To my mind, this would be a difficult task because to tell the story from Vera's point of view would mean to reveal her perceptions, thoughts, feelings, and motives. This would be unfortunate because revealing these would eradicate the satire, the suspense and some important thematic issues, particularly the thematic issue of the enfant terrible: children in Saki's stories who act intentionally to harm adults from undisclosed motives.

To retell this from Vera's point of view, you first have to ascertain her motives, something which no critics can yet agree upon. Does Vera beguile Framton out of playful boredom or out of a malicious desire to do harm to an unknown, yet disdained, inferior adult? Why does Vera tell another lie to her relatives, though it is especially aimed at Aunt Sappleton? And how often does she tell her relatives (and others) contrived fantasies? Does she do this as an innocent entertainment, as an innocent expansion of her creative powers, or does she do it as a subtle power manipulation that puts her in the dominant position?

After you decide what Vera is really like--the text offers little or no help in determining what Vera really is like (part of Saki's skillful ambiguity)--you will narrate and speak for Vera as though everything that happens is experienced, seen and discussed through Vera's perceptions. An illustration of how this might start out follows; you can see from it that you will need to find a way to incorporate relevant third-person narrator information into what Vera knows and narrates. This means Frampton will have to have said the information out loud to Vera.


"My aunt will be down presently, Mr. Nuttel," I said; "in the meantime you must try and put up with me."

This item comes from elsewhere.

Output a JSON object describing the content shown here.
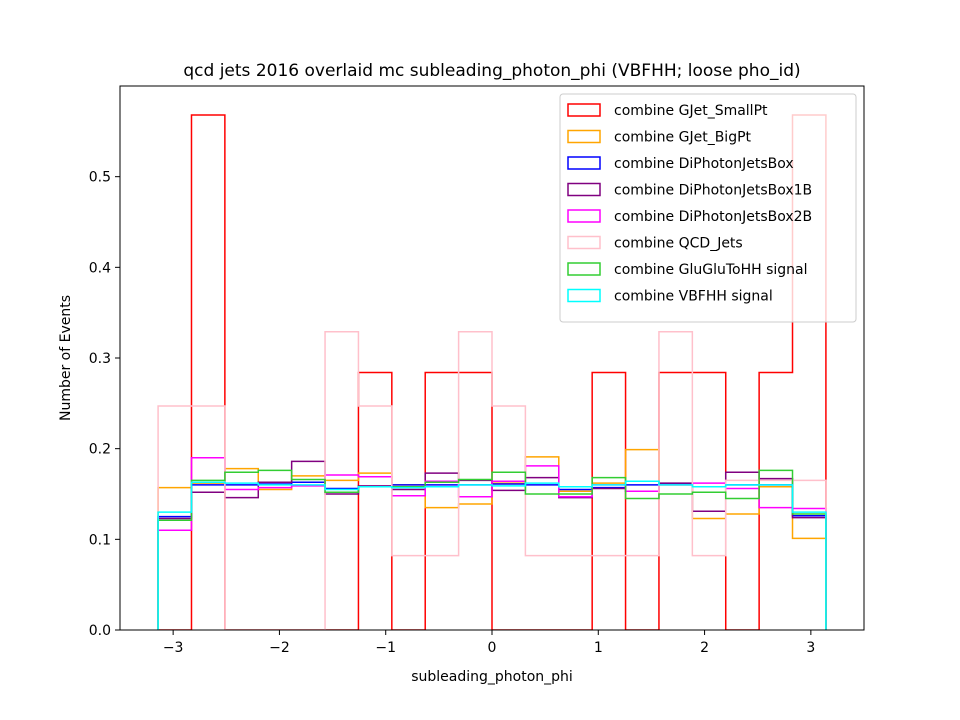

Framton Nuttel, who endeavoured to say the correct something which should duly flatter me without unduly discounting my aunt seemed to doubt whether his visit to strangers would do much towards helping the nerve cure which he said he was supposed to be undergoing. Of course it came out later in our first conversation that his sister had insisted he come to where she knew people to whom she could write letters of introduction. I suppose she suspected he would sit solitary as he could be without speaking to a soul, making his nerves worse than ever.